C’est du moins un tribut que l’on doit à mon temple ;

Et la terre coupable a besoin d’un exemple.

 

TEUCER.

 

Vrais soutiens de l’Etat, guerriers victorieux,

Favoris de la gloire, et vous prêtres des dieux,

Dans cette longue guerre où la Crète est plongée,

J’ai perdu ma famille, et ce fer l’a vengée ;

Je pleure encor sa perte : un coup aussi cruel

Saignera pour jamais dans ce cœur paternel.

J’ai dans les champs d’honneur immolé mes victimes ;

Le meurtre et le carnage alors sont légitimes ;

Nul ne m’enseignera ce que mon bras vengeur

Devait à ma famille, à l’Etat, à mon cœur :

Mais l’autel ruisselant du sang d’une étrangère

Peut-il servir la Crête, et consoler un père

Plût aux dieux que Minos, ce grand législateur,

De notre république auguste fondateur,

N’eût jamais commandé de pareils sacrifices !

L’homicide en effet rend-il les dieux propices ?

Avons-nous plus d’Etats, de trésors et d’amis,

Depuis qu’Idoménée eut égorgé son fils ?

Guerriers, c’est par vos mains qu’aux feux vengeurs en proie,

J’ai vu tomber les murs de la superbe Troie.

Nous répandons le sang des malheureux mortels.

Mais c’est dans les combats, et non point aux autels.

Songez que de Calchas et de la Crète unie

Le ciel n’accepta point le sang d’Iphigénie (2).
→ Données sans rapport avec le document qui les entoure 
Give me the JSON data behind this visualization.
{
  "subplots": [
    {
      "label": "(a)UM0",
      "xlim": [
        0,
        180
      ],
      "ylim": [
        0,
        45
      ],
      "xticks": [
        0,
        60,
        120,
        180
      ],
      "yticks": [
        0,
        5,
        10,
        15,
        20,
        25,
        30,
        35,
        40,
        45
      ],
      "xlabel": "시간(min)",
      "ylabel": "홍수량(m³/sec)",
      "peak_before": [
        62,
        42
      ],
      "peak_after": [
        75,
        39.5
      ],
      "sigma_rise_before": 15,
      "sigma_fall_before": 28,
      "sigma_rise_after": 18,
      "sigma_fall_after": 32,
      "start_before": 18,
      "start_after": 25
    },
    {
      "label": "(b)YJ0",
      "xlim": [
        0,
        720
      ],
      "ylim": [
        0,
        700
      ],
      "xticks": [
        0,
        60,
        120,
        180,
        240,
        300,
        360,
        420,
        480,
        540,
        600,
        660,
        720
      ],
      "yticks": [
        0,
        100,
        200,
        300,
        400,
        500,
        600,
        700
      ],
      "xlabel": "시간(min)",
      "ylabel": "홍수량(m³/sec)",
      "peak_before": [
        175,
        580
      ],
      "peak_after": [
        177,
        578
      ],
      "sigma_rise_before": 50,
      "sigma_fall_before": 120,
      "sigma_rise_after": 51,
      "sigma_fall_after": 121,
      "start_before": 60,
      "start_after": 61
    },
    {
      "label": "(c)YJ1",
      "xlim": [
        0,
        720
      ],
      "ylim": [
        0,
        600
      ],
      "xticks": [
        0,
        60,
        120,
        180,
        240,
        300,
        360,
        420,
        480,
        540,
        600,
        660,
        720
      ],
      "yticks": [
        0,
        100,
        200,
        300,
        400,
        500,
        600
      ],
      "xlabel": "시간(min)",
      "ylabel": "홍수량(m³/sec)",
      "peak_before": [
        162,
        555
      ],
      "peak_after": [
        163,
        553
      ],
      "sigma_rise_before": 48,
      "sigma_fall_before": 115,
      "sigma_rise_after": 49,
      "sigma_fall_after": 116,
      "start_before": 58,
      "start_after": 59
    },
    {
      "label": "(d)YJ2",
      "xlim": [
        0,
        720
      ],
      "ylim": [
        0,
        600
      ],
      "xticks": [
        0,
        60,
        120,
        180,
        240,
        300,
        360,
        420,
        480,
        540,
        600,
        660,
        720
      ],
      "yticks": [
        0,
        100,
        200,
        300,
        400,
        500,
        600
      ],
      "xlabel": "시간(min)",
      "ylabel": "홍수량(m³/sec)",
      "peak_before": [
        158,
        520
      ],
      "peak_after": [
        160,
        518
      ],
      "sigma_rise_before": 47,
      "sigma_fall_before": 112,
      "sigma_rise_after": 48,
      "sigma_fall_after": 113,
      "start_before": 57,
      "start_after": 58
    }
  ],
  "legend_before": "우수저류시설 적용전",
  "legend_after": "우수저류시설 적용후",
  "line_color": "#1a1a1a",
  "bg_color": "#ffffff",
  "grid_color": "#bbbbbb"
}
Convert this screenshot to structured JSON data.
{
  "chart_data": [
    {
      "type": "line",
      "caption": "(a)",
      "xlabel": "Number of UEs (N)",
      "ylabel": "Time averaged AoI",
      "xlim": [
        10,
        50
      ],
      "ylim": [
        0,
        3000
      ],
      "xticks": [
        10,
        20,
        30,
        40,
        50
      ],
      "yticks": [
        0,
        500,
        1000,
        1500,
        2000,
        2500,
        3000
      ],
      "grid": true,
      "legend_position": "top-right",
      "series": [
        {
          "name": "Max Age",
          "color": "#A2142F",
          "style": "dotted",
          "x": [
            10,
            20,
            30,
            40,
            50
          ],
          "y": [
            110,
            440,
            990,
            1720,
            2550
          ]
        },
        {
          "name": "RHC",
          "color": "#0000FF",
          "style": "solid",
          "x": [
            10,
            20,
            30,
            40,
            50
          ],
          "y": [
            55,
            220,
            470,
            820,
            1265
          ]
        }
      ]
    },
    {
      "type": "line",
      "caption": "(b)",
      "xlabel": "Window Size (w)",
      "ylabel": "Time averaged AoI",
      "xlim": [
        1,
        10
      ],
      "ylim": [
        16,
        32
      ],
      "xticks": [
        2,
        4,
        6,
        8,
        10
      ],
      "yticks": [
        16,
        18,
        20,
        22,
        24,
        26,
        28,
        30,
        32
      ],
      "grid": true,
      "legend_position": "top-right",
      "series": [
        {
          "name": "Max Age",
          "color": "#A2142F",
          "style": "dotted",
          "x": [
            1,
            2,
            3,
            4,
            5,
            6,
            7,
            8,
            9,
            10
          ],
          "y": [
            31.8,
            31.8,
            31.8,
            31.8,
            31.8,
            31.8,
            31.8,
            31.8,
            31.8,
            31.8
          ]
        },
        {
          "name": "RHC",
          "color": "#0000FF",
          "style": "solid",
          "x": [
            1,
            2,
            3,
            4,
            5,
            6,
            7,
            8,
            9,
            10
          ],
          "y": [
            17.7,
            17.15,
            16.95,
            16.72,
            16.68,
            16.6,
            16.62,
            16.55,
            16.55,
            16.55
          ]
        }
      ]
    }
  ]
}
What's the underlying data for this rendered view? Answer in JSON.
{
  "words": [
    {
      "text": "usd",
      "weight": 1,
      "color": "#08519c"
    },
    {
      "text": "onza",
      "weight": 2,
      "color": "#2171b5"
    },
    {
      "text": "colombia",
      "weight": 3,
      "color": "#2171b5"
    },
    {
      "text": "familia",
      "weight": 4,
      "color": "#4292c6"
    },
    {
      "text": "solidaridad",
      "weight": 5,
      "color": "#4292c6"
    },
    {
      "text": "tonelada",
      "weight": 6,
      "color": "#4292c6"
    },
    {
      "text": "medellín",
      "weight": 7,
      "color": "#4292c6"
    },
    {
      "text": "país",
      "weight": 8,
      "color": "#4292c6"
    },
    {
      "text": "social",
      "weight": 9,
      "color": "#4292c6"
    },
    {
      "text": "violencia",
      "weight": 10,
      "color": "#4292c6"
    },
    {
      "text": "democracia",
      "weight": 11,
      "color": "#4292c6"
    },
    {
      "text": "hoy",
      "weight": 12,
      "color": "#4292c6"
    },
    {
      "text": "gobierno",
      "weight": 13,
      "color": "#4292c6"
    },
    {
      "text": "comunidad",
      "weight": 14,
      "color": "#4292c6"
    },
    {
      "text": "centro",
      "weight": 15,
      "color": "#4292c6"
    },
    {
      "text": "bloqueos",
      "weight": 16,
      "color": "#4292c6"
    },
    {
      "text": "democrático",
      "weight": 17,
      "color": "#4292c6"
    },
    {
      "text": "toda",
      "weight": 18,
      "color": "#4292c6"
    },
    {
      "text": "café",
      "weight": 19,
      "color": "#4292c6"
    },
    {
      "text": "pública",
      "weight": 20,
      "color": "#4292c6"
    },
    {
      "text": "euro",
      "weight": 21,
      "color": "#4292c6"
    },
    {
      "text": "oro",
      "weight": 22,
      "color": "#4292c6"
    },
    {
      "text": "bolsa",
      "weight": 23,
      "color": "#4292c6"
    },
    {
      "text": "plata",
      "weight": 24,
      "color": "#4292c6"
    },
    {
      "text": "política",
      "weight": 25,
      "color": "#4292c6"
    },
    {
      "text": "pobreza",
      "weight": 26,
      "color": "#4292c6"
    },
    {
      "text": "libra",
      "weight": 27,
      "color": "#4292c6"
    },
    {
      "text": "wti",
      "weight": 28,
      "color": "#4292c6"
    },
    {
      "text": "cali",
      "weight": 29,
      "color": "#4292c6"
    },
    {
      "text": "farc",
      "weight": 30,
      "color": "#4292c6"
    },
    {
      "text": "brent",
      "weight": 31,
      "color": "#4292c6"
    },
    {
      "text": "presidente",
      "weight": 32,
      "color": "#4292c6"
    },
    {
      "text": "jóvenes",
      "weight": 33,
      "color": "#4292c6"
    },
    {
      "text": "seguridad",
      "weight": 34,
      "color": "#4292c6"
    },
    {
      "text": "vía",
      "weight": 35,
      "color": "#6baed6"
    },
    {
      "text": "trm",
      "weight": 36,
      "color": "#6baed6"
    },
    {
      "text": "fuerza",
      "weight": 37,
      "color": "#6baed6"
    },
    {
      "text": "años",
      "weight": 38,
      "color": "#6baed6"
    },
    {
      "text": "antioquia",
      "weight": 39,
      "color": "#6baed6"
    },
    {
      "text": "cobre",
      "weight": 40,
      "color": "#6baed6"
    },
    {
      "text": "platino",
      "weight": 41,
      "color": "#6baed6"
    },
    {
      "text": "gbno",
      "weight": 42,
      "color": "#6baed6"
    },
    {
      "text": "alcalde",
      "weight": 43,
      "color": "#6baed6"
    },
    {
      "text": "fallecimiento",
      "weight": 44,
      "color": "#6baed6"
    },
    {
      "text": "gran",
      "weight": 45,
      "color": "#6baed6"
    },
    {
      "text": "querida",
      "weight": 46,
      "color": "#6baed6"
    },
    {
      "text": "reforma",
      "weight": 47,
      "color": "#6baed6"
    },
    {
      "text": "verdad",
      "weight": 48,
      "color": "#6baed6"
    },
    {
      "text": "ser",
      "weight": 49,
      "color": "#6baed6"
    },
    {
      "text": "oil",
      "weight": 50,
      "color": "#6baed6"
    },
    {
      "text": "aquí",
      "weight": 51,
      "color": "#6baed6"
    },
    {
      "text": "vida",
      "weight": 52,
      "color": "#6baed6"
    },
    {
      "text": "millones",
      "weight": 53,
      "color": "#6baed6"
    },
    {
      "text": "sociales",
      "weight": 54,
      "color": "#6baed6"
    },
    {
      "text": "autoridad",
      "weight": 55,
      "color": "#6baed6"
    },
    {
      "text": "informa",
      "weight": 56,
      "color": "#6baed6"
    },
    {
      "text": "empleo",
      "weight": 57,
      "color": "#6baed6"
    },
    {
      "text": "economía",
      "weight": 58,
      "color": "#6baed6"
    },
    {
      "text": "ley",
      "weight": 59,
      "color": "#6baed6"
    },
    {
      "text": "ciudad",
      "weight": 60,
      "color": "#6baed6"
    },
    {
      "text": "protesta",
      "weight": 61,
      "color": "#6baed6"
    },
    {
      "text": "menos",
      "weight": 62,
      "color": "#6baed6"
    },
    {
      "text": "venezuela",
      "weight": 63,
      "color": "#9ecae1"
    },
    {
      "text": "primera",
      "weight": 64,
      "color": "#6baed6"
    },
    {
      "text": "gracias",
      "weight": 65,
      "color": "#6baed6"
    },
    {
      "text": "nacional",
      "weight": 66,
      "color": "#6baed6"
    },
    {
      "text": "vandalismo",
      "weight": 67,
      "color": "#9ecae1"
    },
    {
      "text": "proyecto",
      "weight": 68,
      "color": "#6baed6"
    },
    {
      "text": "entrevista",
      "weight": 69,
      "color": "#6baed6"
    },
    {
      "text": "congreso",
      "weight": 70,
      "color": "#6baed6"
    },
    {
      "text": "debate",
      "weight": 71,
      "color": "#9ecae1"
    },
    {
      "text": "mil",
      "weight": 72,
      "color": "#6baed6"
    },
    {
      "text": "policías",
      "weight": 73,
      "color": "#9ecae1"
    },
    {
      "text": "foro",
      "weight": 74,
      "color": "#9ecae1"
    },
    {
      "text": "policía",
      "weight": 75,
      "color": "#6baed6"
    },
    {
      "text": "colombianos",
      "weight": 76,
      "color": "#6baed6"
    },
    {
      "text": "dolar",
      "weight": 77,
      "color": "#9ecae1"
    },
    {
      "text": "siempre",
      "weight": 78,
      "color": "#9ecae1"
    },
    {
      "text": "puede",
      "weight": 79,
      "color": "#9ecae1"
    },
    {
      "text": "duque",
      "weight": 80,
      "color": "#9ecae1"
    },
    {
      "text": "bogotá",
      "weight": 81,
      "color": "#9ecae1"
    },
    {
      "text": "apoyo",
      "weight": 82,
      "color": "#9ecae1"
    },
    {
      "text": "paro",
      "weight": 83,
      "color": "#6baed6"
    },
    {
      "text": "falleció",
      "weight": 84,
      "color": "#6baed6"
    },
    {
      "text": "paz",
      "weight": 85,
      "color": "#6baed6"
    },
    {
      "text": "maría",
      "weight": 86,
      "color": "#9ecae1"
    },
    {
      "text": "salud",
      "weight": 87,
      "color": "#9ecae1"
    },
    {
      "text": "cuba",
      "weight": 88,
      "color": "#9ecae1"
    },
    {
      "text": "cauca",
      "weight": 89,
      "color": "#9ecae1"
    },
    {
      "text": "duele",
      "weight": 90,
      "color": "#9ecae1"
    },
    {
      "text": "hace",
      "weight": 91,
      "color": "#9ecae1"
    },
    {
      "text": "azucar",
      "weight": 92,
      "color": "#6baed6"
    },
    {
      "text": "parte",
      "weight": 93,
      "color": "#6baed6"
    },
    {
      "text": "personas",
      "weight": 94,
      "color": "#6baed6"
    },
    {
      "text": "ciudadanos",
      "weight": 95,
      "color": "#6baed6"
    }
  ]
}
Ah ! si pour nous venger le glaive est dans nos mains,

Cruels aux champs de Mars, ailleurs soyons humains ;

Ne peut-on voir la Crète heureuse et florissante

Que par l’assassinat d’une fille innocente ?

Les enfants de Cyron seront-ils plus soumis ?

Sans en être plus craints, nous serons plus haïs.

Au souverain des dieux rendons un autre hommage ;

Méritons ses bontés, mais par notre courage :

Vengeons-nous, combattons ; qu’il seconde nos coups ;

Et vous, prêtre des dieux, faites des vœux pour nous.

 

PHARÈS.

 

Nous les formons ces vœux ; mais ils sont inutiles

Pour les esprits altiers et les cœurs indociles.

La loi parle, il suffit : vous n’êtes en effet

Que son premier organe et son premier sujet ;

C’est Jupiter qui règne : il veut qu’on obéisse ;

Et ne n’est pas à vous de juger sa justice.

S’il daigna devant Troie accorder un pardon

Au sang que dans l’Aulide offrait Agamemnon,

Quand il veut, il fait grâce : écoutez en silence

La voix de sa justice ou bien de sa clémence ;

Il commande à la terre, à la nature, au sort ;

Il tient entre ses mains la naissance et la mort.

Quel nouvel intérêt vous agite et vous presse ?

Nul de nous ne montra ces marques de faiblesse

Pour le dernier objet qui fut sacrifié ;

Nous ne connaissons point cette fausse pitié.

Vous voulez que Cydon cède au jour de la Crète ;

Portez celui des dieux dont je suis l’interprète ;

Mais voici la victime (3).

 

(On amène Astérie couronnée de fleurs et enchaînée.)

 

 

 

1 – La ville de Gortine était la capitale de la Crète, où l’on avait élevé le fameux temple de Jupiter. (Voltaire.)

 

2 – Plusieurs anciens auteurs assurent qu’Iphigénie fut en effet sacrifiée : d’autres imaginèrent la fable de Diane et de la biche. Il est encore plus vraisemblable que, dans ces temps barbares, un père ait sacrifié sa fille, qu’il ne l’est qu’une déesse, nommée Diane, ait enlevé cette victime, et mis une biche à sa place. Mais cette fable prévalut ; elle eut cours ans toute l’Asie comme dans toute la Grèce, et servit de modèle à d’autres fables. (Voltaire.)

 

3 – Tantôt Pharès apparaissait à Voltaire sous les traits de l’évêque de Cracovie, tantôt sous la figure de Christophe de Beaumont, archevêque de Paris. (G.A.)